GWTO
Commitments

Business awareness in a five-fold strategy:

  1. Tourist Management
  2. Sustainability
  3. Coopetitiveness
  4. Gastronomy
  5. Innovation

A. GWTO & TOURIST MANAGEMENT

Wine tourism should be viewed as a business separate from that of the wine production sector possessing autonomy in its design and development and able to substantiate its own profit. Wine tourism is Tourism with a particularity based upon the motivation to embrace wine destinations with an organization committed to the culture of tourism.

B. GWTO & SUSTAINABILITY

GWTO believes it is now the time to begin work on broadening the horizons of responsible and supportive wine tourism.

As proponents of cultural tourism, we can contribute substantially to the United Nations Agenda 2030, in terms of SDGs Ns. 3 Health and Well-Being, 4 Quality Education, 5 Gender and Social Equality, 13 Clima, 15 Ecosystems y 17 Partnerships.

‘Knowledge Management’ has become the focus again in many sectors and, in this case, in education and training for sustainability (GWTO Academy).

Companies and Destination Management Organizations (DMOs) play a major role in efforts to minimize the development of climate change by creating solutions, services and innovative products in the area of social, environmental sustainability able to respond to global challenges linked to sustainable development.

Smart tourist destinations cannot exist without taking sustainability into account, not only as a distinguishable factor but also as a basic element of business philosophy and daily practice.

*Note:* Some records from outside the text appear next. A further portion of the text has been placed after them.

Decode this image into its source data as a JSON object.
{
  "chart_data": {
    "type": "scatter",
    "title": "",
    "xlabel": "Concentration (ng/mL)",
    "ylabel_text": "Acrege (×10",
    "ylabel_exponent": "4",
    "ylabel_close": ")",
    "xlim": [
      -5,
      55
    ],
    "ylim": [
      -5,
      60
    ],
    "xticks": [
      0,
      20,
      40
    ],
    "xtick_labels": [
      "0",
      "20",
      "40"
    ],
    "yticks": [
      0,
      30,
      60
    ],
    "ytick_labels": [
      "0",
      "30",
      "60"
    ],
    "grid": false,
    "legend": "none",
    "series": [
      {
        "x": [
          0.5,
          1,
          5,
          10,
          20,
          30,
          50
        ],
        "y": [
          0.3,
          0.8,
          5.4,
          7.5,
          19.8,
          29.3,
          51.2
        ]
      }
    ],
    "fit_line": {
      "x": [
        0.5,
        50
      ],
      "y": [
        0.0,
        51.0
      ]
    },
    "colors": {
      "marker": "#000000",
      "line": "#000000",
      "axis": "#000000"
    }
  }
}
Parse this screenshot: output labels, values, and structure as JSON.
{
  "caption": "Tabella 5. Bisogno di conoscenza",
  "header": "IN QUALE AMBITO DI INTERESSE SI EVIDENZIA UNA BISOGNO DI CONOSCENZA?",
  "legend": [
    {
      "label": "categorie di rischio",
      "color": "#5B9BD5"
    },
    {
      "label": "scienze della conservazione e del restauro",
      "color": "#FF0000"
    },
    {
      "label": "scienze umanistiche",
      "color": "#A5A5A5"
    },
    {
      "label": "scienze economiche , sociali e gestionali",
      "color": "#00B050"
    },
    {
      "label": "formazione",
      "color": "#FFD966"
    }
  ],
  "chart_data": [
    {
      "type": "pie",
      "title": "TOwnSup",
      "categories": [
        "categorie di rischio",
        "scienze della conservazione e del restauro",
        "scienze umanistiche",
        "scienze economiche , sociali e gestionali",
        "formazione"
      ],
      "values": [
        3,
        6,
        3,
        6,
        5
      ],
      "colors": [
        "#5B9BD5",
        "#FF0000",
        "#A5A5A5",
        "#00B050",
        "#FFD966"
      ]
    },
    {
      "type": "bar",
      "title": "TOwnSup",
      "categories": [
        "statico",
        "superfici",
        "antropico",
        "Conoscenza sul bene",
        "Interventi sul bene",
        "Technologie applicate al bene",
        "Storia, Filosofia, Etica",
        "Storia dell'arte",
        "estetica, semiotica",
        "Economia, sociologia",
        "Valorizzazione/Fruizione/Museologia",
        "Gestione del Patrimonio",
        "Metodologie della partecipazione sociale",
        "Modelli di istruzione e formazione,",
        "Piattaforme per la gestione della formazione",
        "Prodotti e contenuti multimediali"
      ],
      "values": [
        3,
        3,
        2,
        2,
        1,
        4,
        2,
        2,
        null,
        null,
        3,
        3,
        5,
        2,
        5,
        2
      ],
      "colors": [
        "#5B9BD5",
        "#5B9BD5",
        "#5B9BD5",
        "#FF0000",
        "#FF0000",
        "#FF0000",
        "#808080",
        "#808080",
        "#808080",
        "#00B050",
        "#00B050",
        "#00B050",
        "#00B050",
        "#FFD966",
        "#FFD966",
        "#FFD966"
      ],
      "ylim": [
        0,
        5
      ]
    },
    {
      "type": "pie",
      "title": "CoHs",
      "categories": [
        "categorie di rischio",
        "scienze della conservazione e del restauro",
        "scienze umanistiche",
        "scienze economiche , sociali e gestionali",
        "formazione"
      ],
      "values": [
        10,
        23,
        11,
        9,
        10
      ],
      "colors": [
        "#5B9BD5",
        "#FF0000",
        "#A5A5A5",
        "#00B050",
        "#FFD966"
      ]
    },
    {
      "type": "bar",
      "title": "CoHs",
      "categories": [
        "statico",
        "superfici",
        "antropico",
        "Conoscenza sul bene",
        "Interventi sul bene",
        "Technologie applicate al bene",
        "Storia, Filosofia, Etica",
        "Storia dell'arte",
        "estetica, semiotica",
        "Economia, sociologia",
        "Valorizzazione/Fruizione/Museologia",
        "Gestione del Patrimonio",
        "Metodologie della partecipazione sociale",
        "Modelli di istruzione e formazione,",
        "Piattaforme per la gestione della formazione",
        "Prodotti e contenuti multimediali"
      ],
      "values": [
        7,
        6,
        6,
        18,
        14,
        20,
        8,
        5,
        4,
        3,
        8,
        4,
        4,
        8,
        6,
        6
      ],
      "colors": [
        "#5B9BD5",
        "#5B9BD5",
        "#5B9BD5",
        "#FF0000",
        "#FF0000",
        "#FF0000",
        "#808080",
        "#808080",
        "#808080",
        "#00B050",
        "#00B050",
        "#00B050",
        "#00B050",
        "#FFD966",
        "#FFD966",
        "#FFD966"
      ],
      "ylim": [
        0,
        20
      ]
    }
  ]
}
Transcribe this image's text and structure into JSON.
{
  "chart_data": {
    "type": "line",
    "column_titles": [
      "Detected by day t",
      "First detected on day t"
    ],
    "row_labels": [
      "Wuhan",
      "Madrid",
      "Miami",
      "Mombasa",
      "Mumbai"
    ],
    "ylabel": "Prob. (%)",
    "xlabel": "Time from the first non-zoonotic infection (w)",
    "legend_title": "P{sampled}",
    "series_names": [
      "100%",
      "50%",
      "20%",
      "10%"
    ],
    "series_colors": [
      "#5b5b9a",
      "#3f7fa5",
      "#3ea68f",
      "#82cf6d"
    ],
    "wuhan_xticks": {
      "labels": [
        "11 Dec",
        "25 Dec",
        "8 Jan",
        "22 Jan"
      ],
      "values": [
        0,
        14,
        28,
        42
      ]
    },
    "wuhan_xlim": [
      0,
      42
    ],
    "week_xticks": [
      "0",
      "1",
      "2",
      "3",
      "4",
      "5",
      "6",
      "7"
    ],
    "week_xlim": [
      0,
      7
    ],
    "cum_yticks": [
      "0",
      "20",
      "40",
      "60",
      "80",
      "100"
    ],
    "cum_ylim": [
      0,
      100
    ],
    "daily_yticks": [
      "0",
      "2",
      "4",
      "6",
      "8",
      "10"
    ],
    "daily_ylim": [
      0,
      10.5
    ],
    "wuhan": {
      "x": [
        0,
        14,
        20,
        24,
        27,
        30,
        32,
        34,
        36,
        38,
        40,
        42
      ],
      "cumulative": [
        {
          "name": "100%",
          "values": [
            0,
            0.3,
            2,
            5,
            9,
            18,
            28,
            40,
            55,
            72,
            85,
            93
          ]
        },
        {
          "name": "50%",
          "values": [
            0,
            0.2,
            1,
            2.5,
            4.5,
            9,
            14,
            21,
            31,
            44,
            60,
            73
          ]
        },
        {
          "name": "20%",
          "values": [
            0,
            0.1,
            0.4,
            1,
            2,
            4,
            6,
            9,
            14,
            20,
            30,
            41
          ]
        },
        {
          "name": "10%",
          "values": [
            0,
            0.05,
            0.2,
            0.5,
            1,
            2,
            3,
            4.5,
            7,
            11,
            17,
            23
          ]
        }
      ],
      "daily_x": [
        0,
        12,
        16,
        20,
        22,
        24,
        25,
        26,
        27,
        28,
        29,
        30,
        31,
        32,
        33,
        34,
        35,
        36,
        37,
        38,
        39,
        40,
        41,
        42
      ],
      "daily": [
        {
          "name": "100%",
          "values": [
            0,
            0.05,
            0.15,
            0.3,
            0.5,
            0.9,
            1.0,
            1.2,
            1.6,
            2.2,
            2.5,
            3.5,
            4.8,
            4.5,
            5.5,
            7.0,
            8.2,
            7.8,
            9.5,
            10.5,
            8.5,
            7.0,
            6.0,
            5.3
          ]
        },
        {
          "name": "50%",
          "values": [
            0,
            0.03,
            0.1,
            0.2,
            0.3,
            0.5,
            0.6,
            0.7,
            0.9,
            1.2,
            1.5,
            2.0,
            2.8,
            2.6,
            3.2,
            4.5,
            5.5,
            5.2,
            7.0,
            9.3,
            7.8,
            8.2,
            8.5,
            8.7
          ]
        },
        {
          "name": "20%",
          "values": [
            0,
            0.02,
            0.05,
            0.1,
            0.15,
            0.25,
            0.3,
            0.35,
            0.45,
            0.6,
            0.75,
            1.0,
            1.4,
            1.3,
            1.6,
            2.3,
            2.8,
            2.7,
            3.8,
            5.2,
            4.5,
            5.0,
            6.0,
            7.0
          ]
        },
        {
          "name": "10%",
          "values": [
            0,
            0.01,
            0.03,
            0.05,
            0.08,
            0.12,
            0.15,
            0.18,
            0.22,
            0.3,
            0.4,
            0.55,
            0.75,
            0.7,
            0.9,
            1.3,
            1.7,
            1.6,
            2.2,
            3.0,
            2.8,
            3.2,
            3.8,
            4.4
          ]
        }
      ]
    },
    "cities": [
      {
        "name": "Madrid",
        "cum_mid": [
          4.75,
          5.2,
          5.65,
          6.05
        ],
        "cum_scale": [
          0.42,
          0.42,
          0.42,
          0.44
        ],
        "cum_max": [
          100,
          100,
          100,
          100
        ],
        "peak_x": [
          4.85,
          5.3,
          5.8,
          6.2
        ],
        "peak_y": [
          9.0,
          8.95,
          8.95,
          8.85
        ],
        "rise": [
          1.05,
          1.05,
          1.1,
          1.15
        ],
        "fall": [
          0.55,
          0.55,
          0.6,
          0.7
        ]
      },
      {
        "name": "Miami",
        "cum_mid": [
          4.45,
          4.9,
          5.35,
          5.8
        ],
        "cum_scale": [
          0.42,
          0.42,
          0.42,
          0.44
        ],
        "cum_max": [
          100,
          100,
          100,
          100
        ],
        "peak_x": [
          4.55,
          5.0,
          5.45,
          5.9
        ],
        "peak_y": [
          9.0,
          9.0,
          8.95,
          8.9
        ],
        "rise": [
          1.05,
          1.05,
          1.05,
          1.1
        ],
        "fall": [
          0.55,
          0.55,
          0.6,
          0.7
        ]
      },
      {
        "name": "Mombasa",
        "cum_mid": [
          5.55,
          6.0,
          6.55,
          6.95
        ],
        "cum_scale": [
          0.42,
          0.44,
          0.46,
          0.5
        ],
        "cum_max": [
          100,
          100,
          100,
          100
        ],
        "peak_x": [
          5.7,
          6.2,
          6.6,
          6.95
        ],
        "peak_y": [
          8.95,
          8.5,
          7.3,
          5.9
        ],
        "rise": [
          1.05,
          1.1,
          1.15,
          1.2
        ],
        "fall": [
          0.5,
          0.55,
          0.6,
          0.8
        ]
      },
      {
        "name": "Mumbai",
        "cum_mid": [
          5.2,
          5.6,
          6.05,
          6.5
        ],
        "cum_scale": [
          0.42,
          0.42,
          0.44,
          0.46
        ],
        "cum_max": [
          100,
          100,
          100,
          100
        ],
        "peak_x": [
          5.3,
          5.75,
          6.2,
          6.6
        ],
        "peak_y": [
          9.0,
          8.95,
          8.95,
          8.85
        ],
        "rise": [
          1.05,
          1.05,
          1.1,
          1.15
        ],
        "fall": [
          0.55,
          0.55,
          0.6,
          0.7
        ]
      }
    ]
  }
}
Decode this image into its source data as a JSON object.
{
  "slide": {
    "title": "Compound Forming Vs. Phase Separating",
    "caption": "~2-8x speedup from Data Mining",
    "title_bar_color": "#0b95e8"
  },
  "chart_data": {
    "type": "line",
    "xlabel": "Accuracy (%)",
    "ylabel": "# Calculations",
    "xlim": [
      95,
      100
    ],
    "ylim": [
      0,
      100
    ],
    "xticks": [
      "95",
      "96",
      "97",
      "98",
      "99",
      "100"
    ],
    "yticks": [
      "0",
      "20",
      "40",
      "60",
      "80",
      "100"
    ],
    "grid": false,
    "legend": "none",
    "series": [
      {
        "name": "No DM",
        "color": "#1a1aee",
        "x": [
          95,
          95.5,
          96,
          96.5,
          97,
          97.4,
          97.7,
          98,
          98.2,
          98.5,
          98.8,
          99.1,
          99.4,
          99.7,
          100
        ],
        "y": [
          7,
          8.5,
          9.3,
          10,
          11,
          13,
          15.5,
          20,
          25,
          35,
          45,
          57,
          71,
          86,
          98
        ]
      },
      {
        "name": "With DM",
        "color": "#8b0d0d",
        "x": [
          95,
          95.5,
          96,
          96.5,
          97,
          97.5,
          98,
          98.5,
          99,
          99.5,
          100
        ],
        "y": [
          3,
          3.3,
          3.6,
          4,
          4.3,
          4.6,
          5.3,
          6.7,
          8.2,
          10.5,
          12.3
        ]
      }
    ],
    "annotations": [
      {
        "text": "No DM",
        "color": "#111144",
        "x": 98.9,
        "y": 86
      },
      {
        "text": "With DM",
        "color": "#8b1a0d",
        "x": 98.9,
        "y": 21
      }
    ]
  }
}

Leadership in sustainability takes on a governance model where Destination Management Organizations (DMOs) should undertake the coordination of INNOVATION and a CIRCULAR ECONOMY at the different levels of strategic planning with the aim of increasing public and private awareness of how a Circular Economy and Innovation creates competitive advantages for companies, institutions and the country.

C. GWTO & COOPETITIVENESS

Faced with a complex situation such as the current one, if the objective is to position wine tourism in both national and international market in this ‘New Era’, it will be necessary to work together: we should not see ourselves as competitors but as coopetitors by competing through cooperation, bringing together the means that allow us to prepare for a NEW WINE TOURISM on a global scale.

D. GWTO & GASTRONOMY

In the tourism sector of which wine tourism is part of, food is a useful resource to promote the unique features of a particular region.

Gastronomy is used today as a tool for social and local development by both public administrations and private entities.

Cultural and gastronomy tourism makes use of the land to obtain the raw materials used in bars and restaurants. Some concerns still remain such as the possible impact tourism has on agriculture and environmental sustainability, what benefits can be provided to the rest of the community, and the effects may be upon the natural landscape.

If the wine tourism sector wants to be sustainable, it must consider the challenges and the balance between:

  1. Heritage and innovation,
  2. The interested parties: the autonomy of suppliers and their participation in the existing policies.

E. GWTO AND INNOVATION

Innovation is a key element for the future of tourism and for wine tourism on both the technological aspects and scientific principles of technology.

The concept of innovation is much wider than the technological or even scientific advances concept: It is not enough achieving innovation in science and technology fields.

Innovation is the end result of complex processes of Knowledge Management.

They start by generating knowledge (pure and applied research); then, their dissemination (through training and information); finally, they end with the evolution of our tourist and enotourist activities because as we apply that know-how to products and services in the social-cultural, economic and governance areas: focused to a satisfactory customer experience.